1. ## Hydrostatic force

Find the hydrostatic force exerted on one end of the plate.

Help~~

2. If we let the surface of the water be the x-axis and bisect it with the y-axis,

then perhaps we copuld find the equation of the line which represents the

side of the plate.

The bottom right corner will have coordinates (10,-8) and the top right corner will have coordinates (6,0)

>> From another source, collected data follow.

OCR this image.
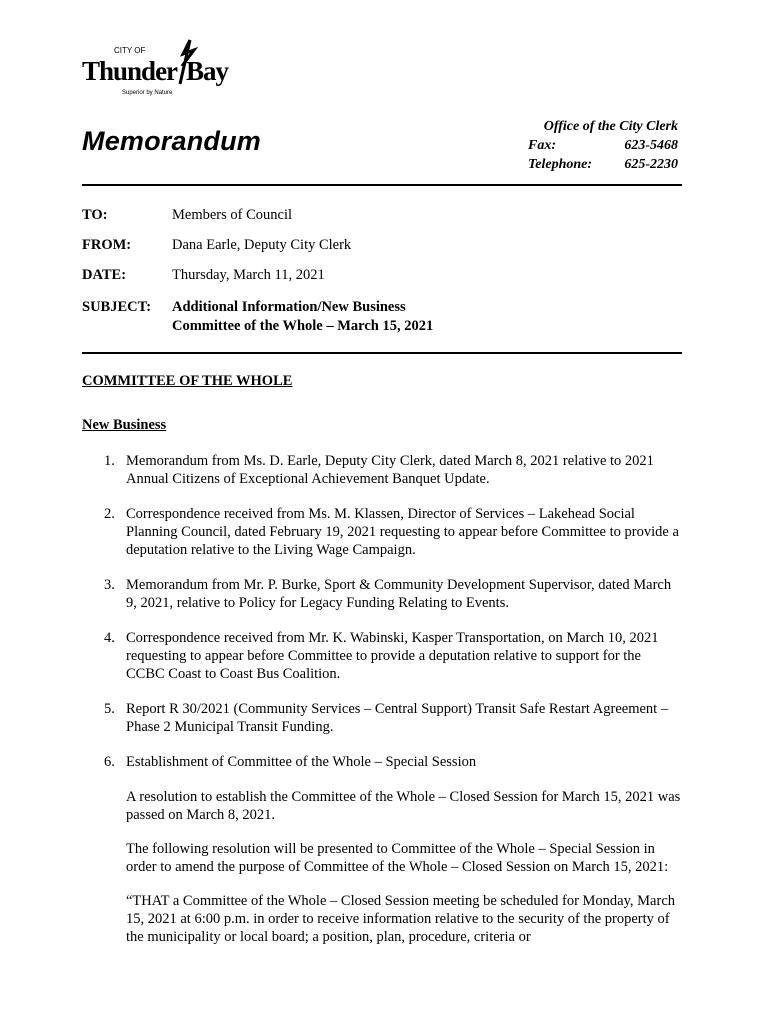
CITY OF
Thunder Bay
Superior by Nature
Memorandum	Office of the City Clerk
Fax:	623-5468
Telephone: 625-2230
TO:	Members of Council
FROM:	Dana Earle, Deputy City Clerk
DATE:	Thursday, March 11, 2021
SUBJECT: Additional Information/New Business
Committee of the Whole – March 15, 2021
COMMITTEE OF THE WHOLE
New Business
1. Memorandum from Ms. D. Earle, Deputy City Clerk, dated March 8, 2021 relative to 2021 Annual Citizens of Exceptional Achievement Banquet Update.
2. Correspondence received from Ms. M. Klassen, Director of Services – Lakehead Social Planning Council, dated February 19, 2021 requesting to appear before Committee to provide a deputation relative to the Living Wage Campaign.
3. Memorandum from Mr. P. Burke, Sport & Community Development Supervisor, dated March 9, 2021, relative to Policy for Legacy Funding Relating to Events.
4. Correspondence received from Mr. K. Wabinski, Kasper Transportation, on March 10, 2021 requesting to appear before Committee to provide a deputation relative to support for the CCBC Coast to Coast Bus Coalition.
5. Report R 30/2021 (Community Services – Central Support) Transit Safe Restart Agreement – Phase 2 Municipal Transit Funding.
6. Establishment of Committee of the Whole – Special Session

A resolution to establish the Committee of the Whole – Closed Session for March 15, 2021 was passed on March 8, 2021.

The following resolution will be presented to Committee of the Whole – Special Session in order to amend the purpose of Committee of the Whole – Closed Session on March 15, 2021:

“THAT a Committee of the Whole – Closed Session meeting be scheduled for Monday, March 15, 2021 at 6:00 p.m. in order to receive information relative to the security of the property of the municipality or local board; a position, plan, procedure, criteria or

Using these two points to find our line equation we get $y=-2x+12$ or $x=6-\frac{y}{2}$

The depth is -y and the length of the region at y is $2x = 2\left(6-\frac{y}{2}\right)=12-y$

So, we can set up the integral:

$62.4\int_{-8}^{0}(y^{2}-12y)dy=34611.2$

You could also try similar triangles and see if you get the same thing.

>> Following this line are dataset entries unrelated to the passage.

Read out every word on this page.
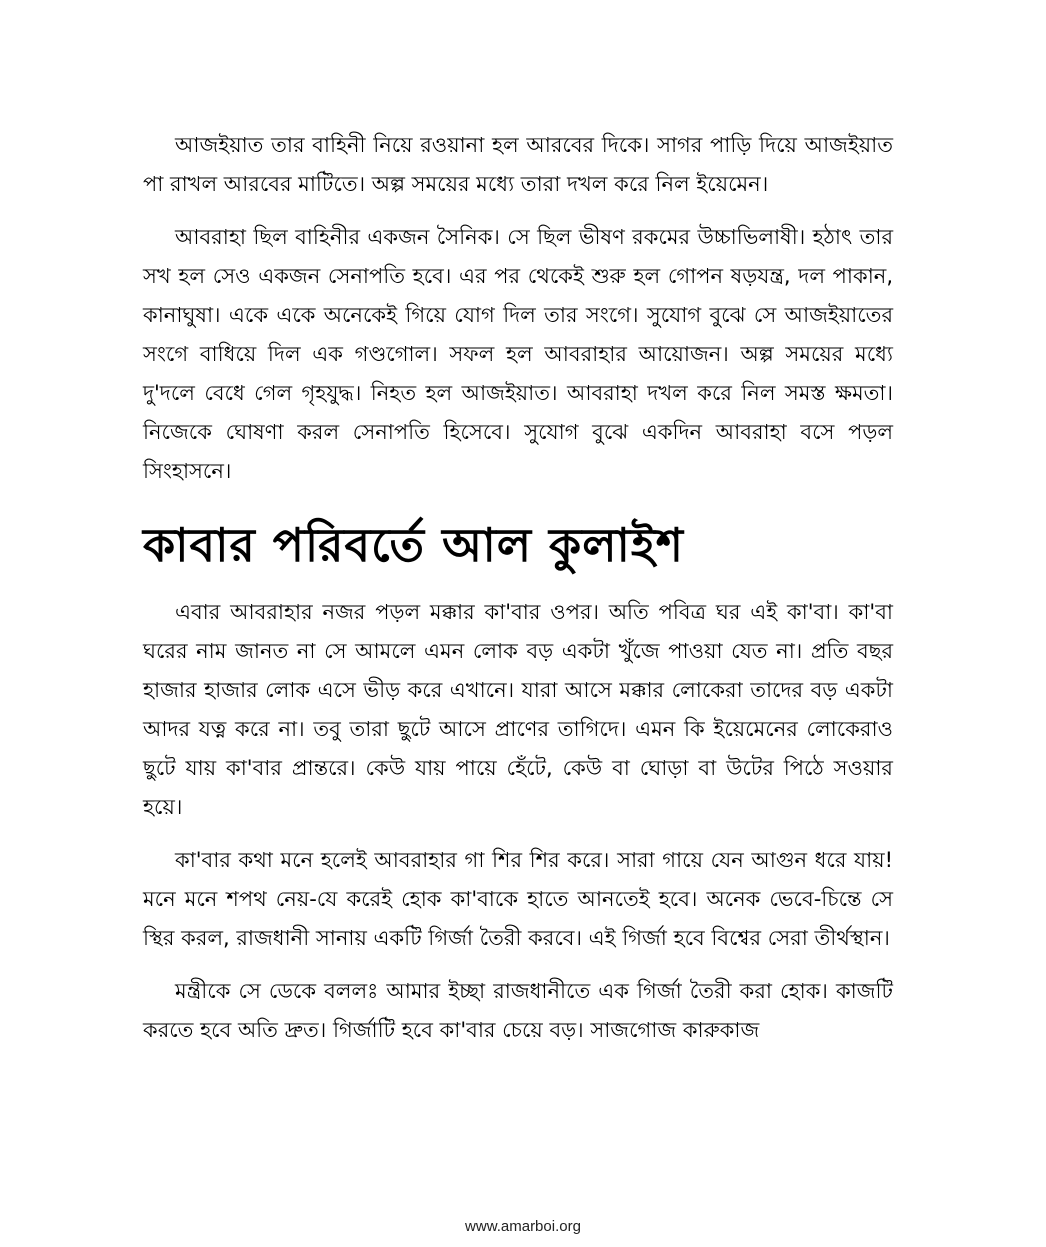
আজইয়াত তার বাহিনী নিয়ে রওয়ানা হল আরবের দিকে। সাগর পাড়ি দিয়ে আজইয়াত পা রাখল আরবের মাটিতে। অল্প সময়ের মধ্যে তারা দখল করে নিল ইয়েমেন।

আবরাহা ছিল বাহিনীর একজন সৈনিক। সে ছিল ভীষণ রকমের উচ্চাভিলাষী। হঠাৎ তার সখ হল সেও একজন সেনাপতি হবে। এর পর থেকেই শুরু হল গোপন ষড়যন্ত্র, দল পাকান, কানাঘুষা। একে একে অনেকেই গিয়ে যোগ দিল তার সংগে। সুযোগ বুঝে সে আজইয়াতের সংগে বাধিয়ে দিল এক গণ্ডগোল। সফল হল আবরাহার আয়োজন। অল্প সময়ের মধ্যে দু'দলে বেধে গেল গৃহযুদ্ধ। নিহত হল আজইয়াত। আবরাহা দখল করে নিল সমস্ত ক্ষমতা। নিজেকে ঘোষণা করল সেনাপতি হিসেবে। সুযোগ বুঝে একদিন আবরাহা বসে পড়ল সিংহাসনে।

কাবার পরিবর্তে আল কুলাইশ

এবার আবরাহার নজর পড়ল মক্কার কা'বার ওপর। অতি পবিত্র ঘর এই কা'বা। কা'বা ঘরের নাম জানত না সে আমলে এমন লোক বড় একটা খুঁজে পাওয়া যেত না। প্রতি বছর হাজার হাজার লোক এসে ভীড় করে এখানে। যারা আসে মক্কার লোকেরা তাদের বড় একটা আদর যত্ন করে না। তবু তারা ছুটে আসে প্রাণের তাগিদে। এমন কি ইয়েমেনের লোকেরাও ছুটে যায় কা'বার প্রান্তরে। কেউ যায় পায়ে হেঁটে, কেউ বা ঘোড়া বা উটের পিঠে সওয়ার হয়ে।

কা'বার কথা মনে হলেই আবরাহার গা শির শির করে। সারা গায়ে যেন আগুন ধরে যায়! মনে মনে শপথ নেয়-যে করেই হোক কা'বাকে হাতে আনতেই হবে। অনেক ভেবে-চিন্তে সে স্থির করল, রাজধানী সানায় একটি গির্জা তৈরী করবে। এই গির্জা হবে বিশ্বের সেরা তীর্থস্থান।

মন্ত্রীকে সে ডেকে বললঃ আমার ইচ্ছা রাজধানীতে এক গির্জা তৈরী করা হোক। কাজটি করতে হবে অতি দ্রুত। গির্জাটি হবে কা'বার চেয়ে বড়। সাজগোজ কারুকাজ

www.amarboi.org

3. Originally Posted by porknbeans

Find the hydrostatic force exerted on one end of the plate.

Help~~
Hydrostatic force F on a submerged area A is F = $\rho$*A
where $\rho$ = hydrostatic pressure at the centroid of A,
and A is perpendicular to $\rho$

Since the given A is in feet or English, then the unit weight of water is 62.4 lbs per cubic ft., so,
$\rho$ = (62.4*y) lbs/sq.ft ....where y is the depth from water surface.

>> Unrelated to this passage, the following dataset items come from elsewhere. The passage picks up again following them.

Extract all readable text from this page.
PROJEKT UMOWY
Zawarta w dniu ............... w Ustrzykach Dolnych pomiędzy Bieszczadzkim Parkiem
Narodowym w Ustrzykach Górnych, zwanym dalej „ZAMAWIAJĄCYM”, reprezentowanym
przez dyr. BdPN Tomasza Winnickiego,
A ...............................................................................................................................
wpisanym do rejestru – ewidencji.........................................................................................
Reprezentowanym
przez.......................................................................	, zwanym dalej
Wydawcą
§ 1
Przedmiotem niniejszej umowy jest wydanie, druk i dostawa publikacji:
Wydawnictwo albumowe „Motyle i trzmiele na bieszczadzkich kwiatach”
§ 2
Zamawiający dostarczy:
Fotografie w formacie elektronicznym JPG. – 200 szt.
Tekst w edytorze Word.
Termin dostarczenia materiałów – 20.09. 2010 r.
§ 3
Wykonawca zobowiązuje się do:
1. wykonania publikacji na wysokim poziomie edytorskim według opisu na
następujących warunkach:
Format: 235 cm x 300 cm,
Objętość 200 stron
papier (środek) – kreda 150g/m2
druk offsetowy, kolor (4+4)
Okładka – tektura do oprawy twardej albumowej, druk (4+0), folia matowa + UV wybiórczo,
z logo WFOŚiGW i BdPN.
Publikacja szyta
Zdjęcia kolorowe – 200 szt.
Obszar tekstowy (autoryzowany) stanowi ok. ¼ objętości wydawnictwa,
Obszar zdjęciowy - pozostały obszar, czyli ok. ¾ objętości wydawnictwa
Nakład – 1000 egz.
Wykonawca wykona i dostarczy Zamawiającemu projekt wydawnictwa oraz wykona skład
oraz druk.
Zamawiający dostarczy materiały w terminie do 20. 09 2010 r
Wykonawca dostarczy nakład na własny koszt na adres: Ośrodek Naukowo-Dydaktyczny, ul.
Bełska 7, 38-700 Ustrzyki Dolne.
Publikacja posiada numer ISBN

The given figure of A can be subdivided into two ploygons:
>>>a rectangle that is 12ft long by 8ft high
>>>and an isosceles triangle that has a base of 8ft and an altitude of 8ft.

For the rectangle:
We make the water surface as the x-axis, and going down is positive.
dA1 = 12*dy ....the element of A1.
F1 = INT(0 to 8)[(62.4(y) *12dy]
F1 = (12*62.4)INT(0 to 8)[y]dy
F1 = 748.8[(y^2)/2](0 to 8)
F1 = 748.8[64/2 -0]
F1 = 23.962 kips

For the isosceles triangle:
We put the (0,0) at the apex, and going down is positive also.
We get the relationship between x and y for the right hypotenuse,
Let dA3 be anywhere between y = 0 and y = 8, so
base for dA3 = x
depth at dA3 = y
>>>dA3 is element for A3. A3 = area of one right triangle whose base is 4 and height is 8.
By proportion,
y/x = 8/4
4y = 8x
x = y/2
dA3 = x*dy = (y/2)dy
So, dA2 = (y/2 dy)*2 = y dy2 ....there are 2 right triangles in the isosceles
Then,
F2 = INT(0 to 8)[(62.4*y)(y dy]
F2 = (62.4)INT(0 to 8)[y^2]dy
F2 = (62.4 /3)[y^3](0 to 8)
F2 = 20.8[(8)^3 -0]
F2 = 10.65 kips

Therefore, F = F1 +F2 = 23.962 +10.65 = 34.612 kips ----answer.

4. I made a mistake by using the wrong coordinates for my line equation on the last post, but I fixed it. Thanks for the heads up ticbol.